Pour mener ces grandes manœuvres dans le cadre de cet ancrage lyonnais réaffirmé, Sanofi investit 1,5 milliard d’euros sur dix ans pour notamment transformer donc son site de Neuville dans le Beaujolais, en lieu de production de vaccins contre la dengue (300 millions d’euros) et créer à Marcy l’Etoile, une nouvelle usine de production de vaccins (100 millions d’euros).
Un centre mondial de R&D à Lyon-Gerland en 2015
Pour accroître les synergies, une grande partie de la Recherche et de la direction seront regroupés à Gerland. Ainsi, à l’horizon 2015, Sanofi y créera un centre mondial de R&D sur les maladies infectieuses, auquel sera associé Mérial, la branche spécialisée dans la santé animale.
« La recherche n’est plus verticale, mais de plus en plus horizontale. Nous avons développé beaucoup de partenariats sur la place lyonnaise et nous voulons développer l’effet cafétéria », lance Olivier Charmeil.
De même un nouveau siège social commun à Sanofi Pasteur et à Mérial sera construit, dans le quartier de Gerland, à Lyon, toujours, où seront regroupées de 600 à 700 personnes.
Un marché mondial de 20 milliards d’euros
Le Pdg de Sanofi Pasteur veut donc que la société qu’il dirige s’adapte à cette la nouvelle donne mondiale : « Les deux tiers de notre croissance va venir des pays émergents.
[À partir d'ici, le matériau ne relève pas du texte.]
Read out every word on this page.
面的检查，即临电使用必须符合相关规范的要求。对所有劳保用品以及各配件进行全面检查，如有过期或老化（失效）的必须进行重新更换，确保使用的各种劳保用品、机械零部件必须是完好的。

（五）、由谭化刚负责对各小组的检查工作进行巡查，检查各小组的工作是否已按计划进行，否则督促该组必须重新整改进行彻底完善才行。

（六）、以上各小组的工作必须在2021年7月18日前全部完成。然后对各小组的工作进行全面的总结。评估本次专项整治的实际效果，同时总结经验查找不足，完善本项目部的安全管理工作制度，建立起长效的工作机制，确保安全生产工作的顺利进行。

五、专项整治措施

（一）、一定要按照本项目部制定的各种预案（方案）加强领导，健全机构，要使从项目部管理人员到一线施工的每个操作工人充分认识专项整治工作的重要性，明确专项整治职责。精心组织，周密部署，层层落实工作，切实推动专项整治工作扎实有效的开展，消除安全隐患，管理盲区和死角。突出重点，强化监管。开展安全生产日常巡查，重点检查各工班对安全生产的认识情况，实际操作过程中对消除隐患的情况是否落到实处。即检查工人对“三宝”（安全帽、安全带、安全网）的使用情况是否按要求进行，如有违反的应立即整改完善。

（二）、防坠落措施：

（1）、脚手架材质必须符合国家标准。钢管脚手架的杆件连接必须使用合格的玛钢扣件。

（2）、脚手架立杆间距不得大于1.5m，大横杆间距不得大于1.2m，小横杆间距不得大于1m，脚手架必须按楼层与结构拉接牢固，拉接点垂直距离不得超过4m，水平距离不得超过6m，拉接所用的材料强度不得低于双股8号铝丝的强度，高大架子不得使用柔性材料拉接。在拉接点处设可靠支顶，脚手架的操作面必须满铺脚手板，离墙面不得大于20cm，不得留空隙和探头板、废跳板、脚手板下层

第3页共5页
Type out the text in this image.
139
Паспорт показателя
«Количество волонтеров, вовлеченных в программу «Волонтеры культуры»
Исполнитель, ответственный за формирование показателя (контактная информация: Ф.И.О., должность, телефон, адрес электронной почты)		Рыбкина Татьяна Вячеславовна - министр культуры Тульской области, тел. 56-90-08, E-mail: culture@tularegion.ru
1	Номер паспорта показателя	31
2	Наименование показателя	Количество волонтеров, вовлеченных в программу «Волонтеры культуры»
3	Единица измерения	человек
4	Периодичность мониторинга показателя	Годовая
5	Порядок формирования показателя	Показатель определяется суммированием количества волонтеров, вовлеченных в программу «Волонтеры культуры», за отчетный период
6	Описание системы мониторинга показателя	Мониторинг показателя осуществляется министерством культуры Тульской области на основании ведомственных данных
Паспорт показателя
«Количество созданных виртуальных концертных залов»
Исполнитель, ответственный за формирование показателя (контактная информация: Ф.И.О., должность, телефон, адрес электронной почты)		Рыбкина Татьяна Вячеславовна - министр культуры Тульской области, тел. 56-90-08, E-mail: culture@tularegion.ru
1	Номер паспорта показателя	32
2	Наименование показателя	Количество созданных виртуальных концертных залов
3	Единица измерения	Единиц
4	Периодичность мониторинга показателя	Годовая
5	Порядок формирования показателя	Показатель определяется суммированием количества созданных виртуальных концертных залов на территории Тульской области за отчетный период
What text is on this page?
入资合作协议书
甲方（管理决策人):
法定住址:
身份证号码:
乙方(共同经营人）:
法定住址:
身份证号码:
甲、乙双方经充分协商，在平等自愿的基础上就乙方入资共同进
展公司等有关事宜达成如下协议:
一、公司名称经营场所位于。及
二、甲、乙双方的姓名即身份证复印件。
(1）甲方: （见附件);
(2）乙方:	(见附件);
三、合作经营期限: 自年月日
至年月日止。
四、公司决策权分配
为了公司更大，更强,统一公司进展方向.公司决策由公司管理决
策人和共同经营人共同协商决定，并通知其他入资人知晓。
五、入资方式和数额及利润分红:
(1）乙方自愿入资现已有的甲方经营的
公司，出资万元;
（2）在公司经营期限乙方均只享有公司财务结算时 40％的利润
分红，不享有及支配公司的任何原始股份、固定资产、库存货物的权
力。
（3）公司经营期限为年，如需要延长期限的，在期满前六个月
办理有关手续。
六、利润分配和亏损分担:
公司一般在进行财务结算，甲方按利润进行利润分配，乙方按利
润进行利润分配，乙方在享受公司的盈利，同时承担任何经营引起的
Et d’ajouter : « Je suis confiant dans les investissements que allons réaliser. » Si le plan de marche adopté est le bon, Sanofi-Pasteur pourra continuer à prendre sa part dans un marché mondial des vaccins qui pèse près de 20 milliards d’euros et croît au rythme de 7 à 8 % l’an.
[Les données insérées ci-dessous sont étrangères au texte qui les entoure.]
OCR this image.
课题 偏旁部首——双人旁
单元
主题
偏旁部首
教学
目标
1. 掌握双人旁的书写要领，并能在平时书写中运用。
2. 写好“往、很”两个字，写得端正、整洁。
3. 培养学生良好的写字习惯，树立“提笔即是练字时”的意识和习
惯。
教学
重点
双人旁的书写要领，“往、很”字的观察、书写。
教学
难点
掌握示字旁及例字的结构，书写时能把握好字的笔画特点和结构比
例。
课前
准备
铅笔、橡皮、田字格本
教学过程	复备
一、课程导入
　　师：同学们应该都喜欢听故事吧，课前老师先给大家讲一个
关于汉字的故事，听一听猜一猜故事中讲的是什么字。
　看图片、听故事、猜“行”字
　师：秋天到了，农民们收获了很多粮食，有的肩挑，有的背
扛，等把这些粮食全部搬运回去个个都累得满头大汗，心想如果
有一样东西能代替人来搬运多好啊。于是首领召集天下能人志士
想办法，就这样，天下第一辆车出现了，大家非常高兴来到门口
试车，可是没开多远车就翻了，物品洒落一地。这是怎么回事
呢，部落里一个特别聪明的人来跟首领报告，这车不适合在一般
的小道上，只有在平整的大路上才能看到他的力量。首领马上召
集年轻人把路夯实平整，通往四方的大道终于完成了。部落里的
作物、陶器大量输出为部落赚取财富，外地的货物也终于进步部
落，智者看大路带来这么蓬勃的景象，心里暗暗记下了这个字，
Toutes ces grandes manœuvres se feront, assure le Pdg, à effectifs constants : ce qui, dans la conjoncture actuelle n’est déjà pas si mal, même si les conséquences ne sont pas minces pour les salariés. Le site de Neuville qui employait 720 personnes, n’en emploiera à terme plus que 300. La réduction d’effectifs est réalisée par des transferts vers d’autres sites, mais aussi des départs à la retraite anticipés et des mutations de postes accompagnés d’un gros volet formation.
Sanofi en Rhône-Alpes, ce sont 6 700 salariés, dont 1 300 chercheurs, dispersés sur onze sites et la plus grande usine de vaccins au monde, à Marcy l’Etoile qui emploie à elle seule…3 400 salariés.